Here is its function for chord detection. It seems thoroughly solid, and it's kind of surprising how little code it is.

const NOTE_NAMES = ['A', 'A#', 'B', 'C', 'C#', 'D', 'D#', 'E', 'F', 'F#', 'G', 'G#'];

const QUALITIES = [
  { name: '',     ivs: [0, 4, 7] },
  { name: 'm',    ivs: [0, 3, 7] },
  { name: 'dim',  ivs: [0, 3, 6] },
  { name: 'aug',  ivs: [0, 4, 8] },
  { name: 'sus4', ivs: [0, 5, 7] },
  { name: 'sus2', ivs: [0, 2, 7] },
  { name: '7',    ivs: [0, 4, 7, 10] },
  { name: 'maj7', ivs: [0, 4, 7, 11] },
  { name: 'm7',   ivs: [0, 3, 7, 10] },
];

function detectChord() {
  let total = 0;
  for (let i = 0; i < 12; i++) total += chroma[i];
  chromaAgc = Math.max(chromaAgc * 0.995, total, 1e-6);
  if (total < 0.15 * chromaAgc || chromaAgc < 1e-3) return null;

  const c = new Array(12);
  for (let i = 0; i < 12; i++) c[i] = chroma[i] / total;

  let best = null, bestScore = 0;
  for (let root = 0; root < 12; root++) {
    for (const q of QUALITIES) {
      let inS = 0;
      for (let k = 0; k < q.ivs.length; k++) {
        inS += c[(root + q.ivs[k]) % 12] * (k === 0 ? 1.15 : 1);
      }
      const score = inS / Math.pow(q.ivs.length, 0.55);
      if (score > bestScore) { bestScore = score; best = { root, q }; }
    }
  }
  if (!best) return null;
  let frac = 0;
  for (const iv of best.q.ivs) frac += c[(best.root + iv) % 12];
  if (frac < 0.5) return null;   // too much energy outside the chord tones
  return {
    name: NOTE_NAMES[best.root] + best.q.name,
    root: best.root,
    pcs: best.q.ivs.map((iv) => (best.root + iv) % 12),
  };
}

I also had Fable make an explainer video.

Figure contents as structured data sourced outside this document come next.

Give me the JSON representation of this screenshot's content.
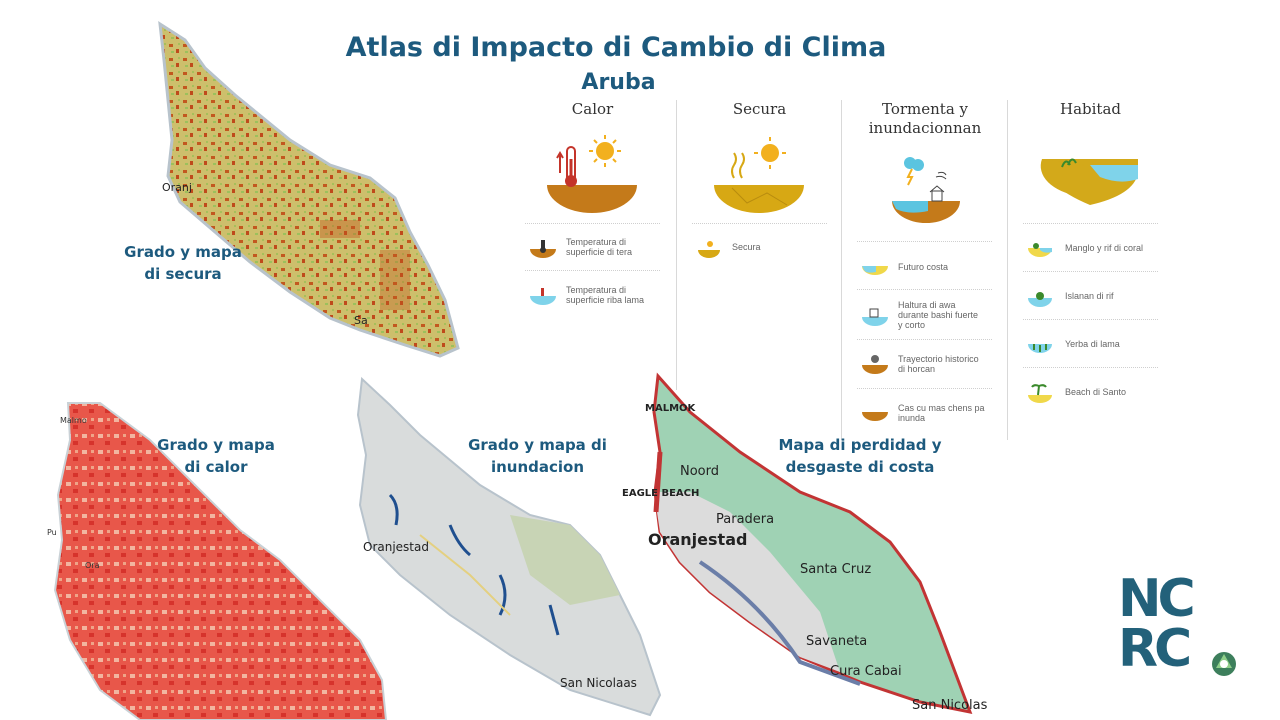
{
  "title": "Atlas di Impacto di Cambio di Clima",
  "subtitle": "Aruba",
  "maps": {
    "secura": {
      "label_line1": "Grado y mapa",
      "label_line2": "di secura",
      "places": [
        "Oranj",
        "Sa"
      ]
    },
    "calor": {
      "label_line1": "Grado y mapa",
      "label_line2": "di calor",
      "places": [
        "Malmo",
        "Pu",
        "Ora"
      ]
    },
    "inundacion": {
      "label_line1": "Grado y mapa di",
      "label_line2": "inundacion",
      "places": [
        "Oranjestad",
        "San Nicolaas"
      ]
    },
    "costa": {
      "label_line1": "Mapa di perdidad y",
      "label_line2": "desgaste di costa",
      "places": [
        "MALMOK",
        "Noord",
        "EAGLE BEACH",
        "Paradera",
        "Oranjestad",
        "Santa Cruz",
        "Savaneta",
        "Cura Cabai",
        "San Nicolas"
      ]
    }
  },
  "legend": {
    "columns": [
      {
        "title": "Calor",
        "items": [
          {
            "line1": "Temperatura di",
            "line2": "superficie di tera"
          },
          {
            "line1": "Temperatura di",
            "line2": "superficie riba lama"
          }
        ]
      },
      {
        "title": "Secura",
        "items": [
          {
            "line1": "Secura",
            "line2": ""
          }
        ]
      },
      {
        "title_line1": "Tormenta y",
        "title_line2": "inundacionnan",
        "items": [
          {
            "line1": "Futuro costa",
            "line2": "",
            "line3": ""
          },
          {
            "line1": "Haltura di awa",
            "line2": "durante bashi fuerte",
            "line3": "y corto"
          },
          {
            "line1": "Trayectorio historico",
            "line2": "di horcan",
            "line3": ""
          },
          {
            "line1": "Cas cu mas chens pa",
            "line2": "inunda",
            "line3": ""
          }
        ]
      },
      {
        "title": "Habitad",
        "items": [
          {
            "line1": "Manglo y rif di coral"
          },
          {
            "line1": "Islanan di rif"
          },
          {
            "line1": "Yerba di lama"
          },
          {
            "line1": "Beach di Santo"
          }
        ]
      }
    ]
  },
  "logo": {
    "line1": "NC",
    "line2": "RC"
  },
  "colors": {
    "accent": "#1d5a7e",
    "logo": "#23617a",
    "heat": "#e8574a",
    "drought": "#cdbf6c",
    "coast_green": "#9fd2b4"
  }
}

This was three prompts. My first prompt was this:

ok fuck it let's ball.

let's also make a manim-based video explaining the mathematical principles
behind waveloop, building up from basic "music theory from first principles"
all the way to fft, cqt, all that dsp, the circular stacked histogram, oklch...
i think we should have a tts plugin that lets you voice it over.

And it was, of course, hot garbage. But after providing this feedback:

ok let's iterate on that video.
- one: the voiceover is atrocious. toebeans has a tts server making use of
  qwen3-tts-voicedesign -- please use a similar sorta thing to narrate the
  video in the configured voice.
- there's a lot of very loud noise that punctuates the narration. not sure why.
- let's make far more use of generated sounds that correspond with the visuals
  on screen.
- let's spend far less time on the very basics and dig a bit more into detail
  about the particulars of the more sophisticated math.
- make the script more conversational. make it feel like you're talking to a
  friend, or watching a 3blue1brown or 2swap video.
- the key, and admittedly difficult: don't belabor any individual point to try
  to cram facts into the watcher's head, but make it feel like the user could
  have discovered this all themselves.
- use far less text in the video. make very interesting and illustrative
  visuals to make up for the lack of text. this isn't a slideshow. text should
  only ever be used as part of a diagram; not to reexplain things that the
  narration already explains.

We had, substantially, the video you see above.

I followed up with one more cleanup request:

that is a LOT better. let’s use proper typesetting for the math, keep a
consistent speaker voice by generating one VoiceDesign sample to condition off
of (or however you do this with qwen tts), and make sure our diagrams aren’t
overlapping.

And that's all it took.

And yeah, it's still not a fantastic video. But it was engaging enough to capture my attention for all ten minutes the first time I saw it.

AI usage disclaimer: I used Claude to generate svgs for the diagrams. But all prose is mine.